Tuesday, August 19, 2008

HTH or HTT?

Assuming we've got a long random string composed of the letters H and T, and only those two letters, which of the patterns "HTH" or "HTT" (overlap not allowed) do you think will occur more frequently?

For example, if overlap is not allowed, in the string "HTHTHTTH", both "HTH" and "HTT" occur once. However, if we allow for overlap, then "HTH" occurs twice and "HTT" once.

So, the question is, which of the patterns "HTH" or "HTT" (without overlap) do you think will occur more frequently? Will "HTH" occur at a higher, the same or lower frequency than "HTT".

You must give an answer.

To find out the answer run the Simulation application written in Java.

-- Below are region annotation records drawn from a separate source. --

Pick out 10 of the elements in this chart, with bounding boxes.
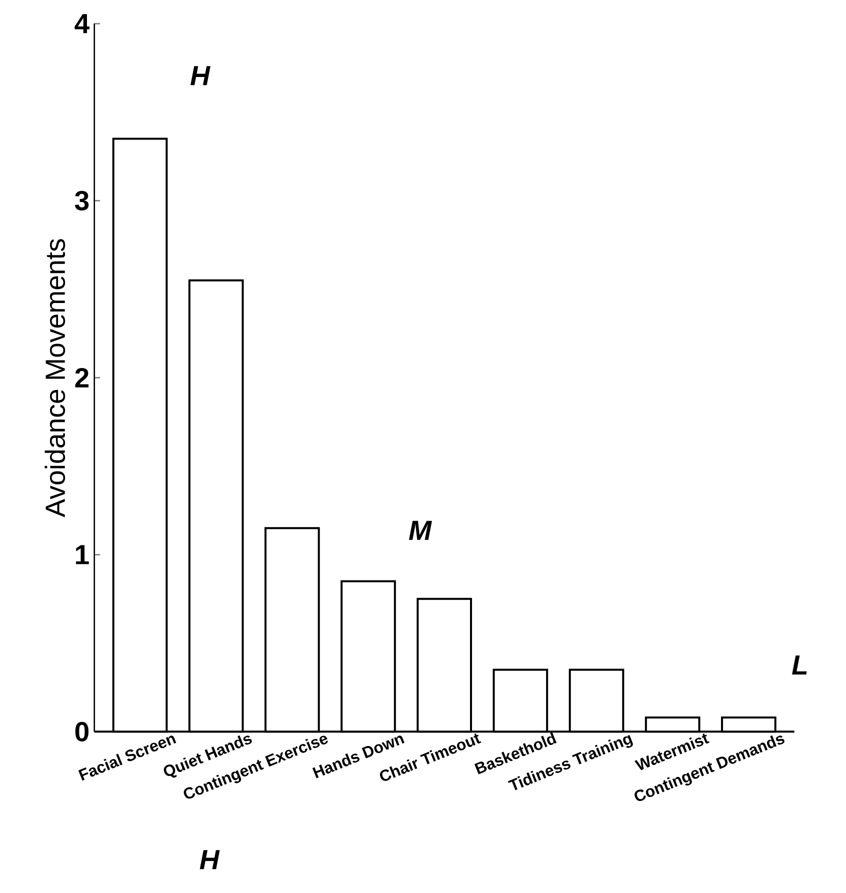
text: H	[200, 850, 220, 870]
annotation: M	[408, 520, 432, 540]
annotation: H	[190, 66, 210, 86]
y-tick-label: 0	[75, 722, 88, 742]
y-tick-label: 1	[76, 545, 89, 564]
y-axis-title: Avoidance Movements	[44, 239, 66, 518]
annotation: L	[792, 655, 807, 675]
y-tick-label: 3	[74, 190, 89, 210]
y-tick-label: 2	[75, 368, 89, 388]
y-tick-label: 4	[74, 14, 90, 34]
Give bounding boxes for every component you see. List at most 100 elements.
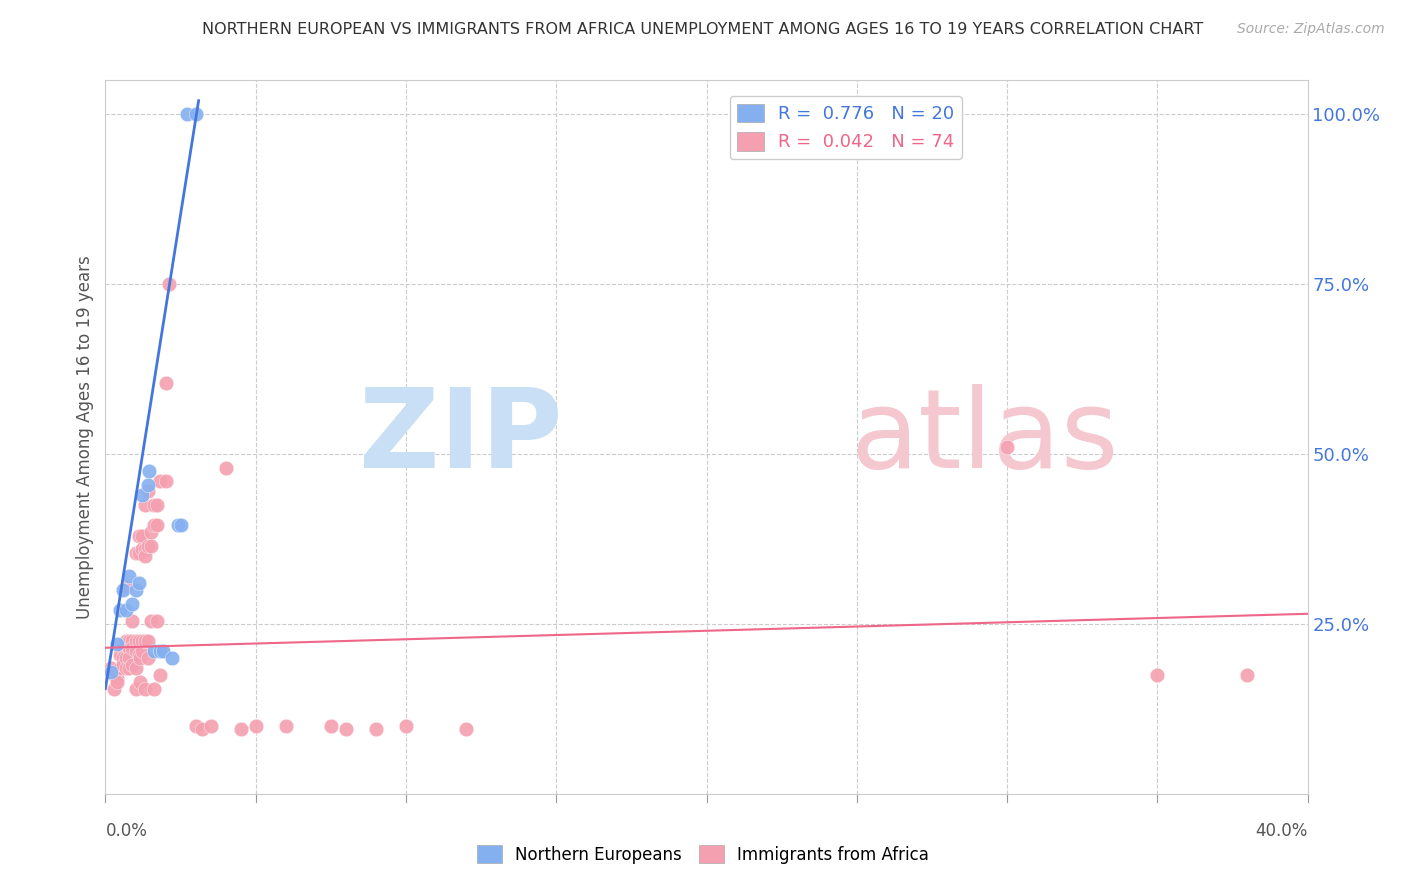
Point xyxy=(131,644,153,658)
Text: Source: ZipAtlas.com: Source: ZipAtlas.com xyxy=(1237,22,1385,37)
Point xyxy=(145,518,167,533)
Point xyxy=(129,674,152,689)
Point xyxy=(124,546,146,560)
Point xyxy=(107,671,129,685)
Point xyxy=(112,582,135,597)
Point xyxy=(131,488,153,502)
Point xyxy=(155,475,177,489)
Point xyxy=(121,614,143,628)
Point xyxy=(145,614,167,628)
Point xyxy=(364,723,387,737)
Point xyxy=(118,634,141,648)
Point xyxy=(110,603,132,617)
Point xyxy=(139,614,162,628)
Point xyxy=(103,668,125,682)
Point xyxy=(136,651,159,665)
Point xyxy=(148,475,170,489)
Point xyxy=(229,723,252,737)
Point xyxy=(128,648,150,662)
Point xyxy=(142,498,165,512)
Point xyxy=(190,723,212,737)
Point xyxy=(134,549,156,563)
Point xyxy=(136,484,159,499)
Point xyxy=(121,640,143,655)
Point xyxy=(200,719,222,733)
Point xyxy=(245,719,267,733)
Point xyxy=(176,107,198,121)
Y-axis label: Unemployment Among Ages 16 to 19 years: Unemployment Among Ages 16 to 19 years xyxy=(76,255,94,619)
Point xyxy=(136,539,159,553)
Point xyxy=(184,107,207,121)
Point xyxy=(136,634,159,648)
Point xyxy=(124,644,146,658)
Point xyxy=(274,719,297,733)
Point xyxy=(118,640,141,655)
Point xyxy=(142,681,165,696)
Point xyxy=(214,460,236,475)
Point xyxy=(134,498,156,512)
Point xyxy=(115,603,138,617)
Point xyxy=(118,661,141,675)
Text: atlas: atlas xyxy=(851,384,1119,491)
Point xyxy=(112,651,135,665)
Point xyxy=(139,525,162,540)
Point xyxy=(142,644,165,658)
Point xyxy=(128,528,150,542)
Point xyxy=(115,661,138,675)
Point xyxy=(115,580,138,594)
Point xyxy=(112,657,135,672)
Point xyxy=(456,723,478,737)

This question is an adaptation of the question asked by Peter Donnelly in his TED presentation on "How juries are fooled by statistics."

6 comments:

Anonymous said...

Some ruby guru will probably make a fool of the following code, but here it is :

class String
def count_occur(pattern)
self.scan(pattern).size
end
end

len = 1e5

10.times do
chain=Array.new(len){rand>=0.5?'H': 'T'}.to_s
puts [/HTH/, /HTT/].map{|pat|
"#{pat.inspect} -> #{chain.count_occur(pat)}" }.join(',')
end

I vote for HTT :

/HTH/ -> 9726,/HTT/ -> 12628
/HTH/ -> 10041,/HTT/ -> 12462
/HTH/ -> 10125,/HTT/ -> 12323
/HTH/ -> 9988,/HTT/ -> 12534
/HTH/ -> 9857,/HTT/ -> 12592
/HTH/ -> 10026,/HTT/ -> 12499
/HTH/ -> 10183,/HTT/ -> 12418
/HTH/ -> 10079,/HTT/ -> 12364
/HTH/ -> 10093,/HTT/ -> 12402
/HTH/ -> 9987,/HTT/ -> 12531

Ceki said...

And when overlap is allowed?

Anonymous said...

class String
def count_occur(expression, overlap)
expression = '(?=(' + expression + '))' if overlap
pattern = Regexp.new(expression)
self.scan(pattern).size
end
end

len = 1e5

def show(chain, expressions, overlap)
expressions.map{|expr|
"#{expr} -> #{chain.count_occur(expr, overlap)}" }.join(',')
end

10.times do
chain=Array.new(len){rand>=0.5?'H': 'T'}.to_s
expressions = ['HTH', 'HTT']
puts "no_overlap = #{show(chain, expressions, false)}"
puts "overlap = #{show(chain, expressions, true)}"
end

Ceki said...

Ruby is sure more succinct than Java which, by common sense, should contribute to better legibility. On the other hand, I must say that I did not find the Ruby version more legible, because 1) of bad indentation 2) I don't know Ruby, none of which is of course Ruby's fault.

Anonymous said...

The fact that ruby code is shorter than java code is only one of the reason I enjoy this language so much.
You shouldn't forget dynamic typing, meta-programming possibilities, open classes, ...
Yes, brevity can lead to ugliness. (From my small experience, ruby encourages you to write readable code in many ways).
For 2), it's your fault ;-) : Give it a try !

Ceki said...

Most of the problems that really interest me have to do with data structures, and Java is good enough a language for their implementation. So, I don't feel the need to try other languages.